Inklusion - Ich könnte "brechen".

  • Also bei uns in NRW an der Gesamtschule gehört das Fach Technik zur Arbeitslehre und ist durchaus sehr praktisch angelegt. Natürlich gehört auch Theorie dazu, aber ich denke schon, dass ein Förderschüler mit einem Bohrmaschinenführerschein durchaus mehr anfangen kann als beispielsweise mit einer Gedichtsanalyse. Und bei uns unterrichten Technik nur Fachkräfte, andere dürfen es aus Sicherheitsgründen gar nicht.

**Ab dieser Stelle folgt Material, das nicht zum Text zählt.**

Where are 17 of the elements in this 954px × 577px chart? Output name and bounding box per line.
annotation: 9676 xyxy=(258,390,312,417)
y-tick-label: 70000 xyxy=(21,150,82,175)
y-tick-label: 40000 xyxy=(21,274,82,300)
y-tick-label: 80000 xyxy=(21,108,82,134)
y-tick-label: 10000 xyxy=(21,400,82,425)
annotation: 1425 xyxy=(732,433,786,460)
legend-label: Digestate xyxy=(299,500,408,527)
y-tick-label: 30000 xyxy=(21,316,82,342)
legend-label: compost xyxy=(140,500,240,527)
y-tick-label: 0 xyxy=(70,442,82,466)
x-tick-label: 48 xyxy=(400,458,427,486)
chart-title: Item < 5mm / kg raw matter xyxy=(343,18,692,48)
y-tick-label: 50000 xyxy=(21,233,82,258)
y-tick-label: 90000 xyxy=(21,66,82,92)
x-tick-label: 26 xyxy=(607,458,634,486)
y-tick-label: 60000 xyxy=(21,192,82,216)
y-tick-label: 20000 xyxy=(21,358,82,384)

    Dödudeldö ist das 2. Futur bei Sonnenaufgang.

  • Jule
    Ich kann mir nicht vorstellen, dass in NRW die Arbeitslehre nur aus dem Umgang mit Bohrmaschinen besteht. Das Eqivalent heisst hier Arbeit-Wirtschaft-Technik und da ist so ziemlich alles Technische drin, für die Regionalschulen (Haupt- u. Realschulen) sogar Informatik (ist erst auf dem Gymnasium ein eigenständiges Fach) und natürlich ist das schon praktisch orientiert (immerhin ist auch die Berufsorientierung ein Teil davon), aber z.B. Benzinmotoren, Wirtschaftskreisläufe u. -funktionen, Getriebe, Bau u. Finazierung(-smöglichkeiten) von Gebäuden usw. können trotzdem nicht von geistig behinderten o. lernschwachen Menschen einfach so begriffen werden. Nützlich ist natürlich trotzdem ;)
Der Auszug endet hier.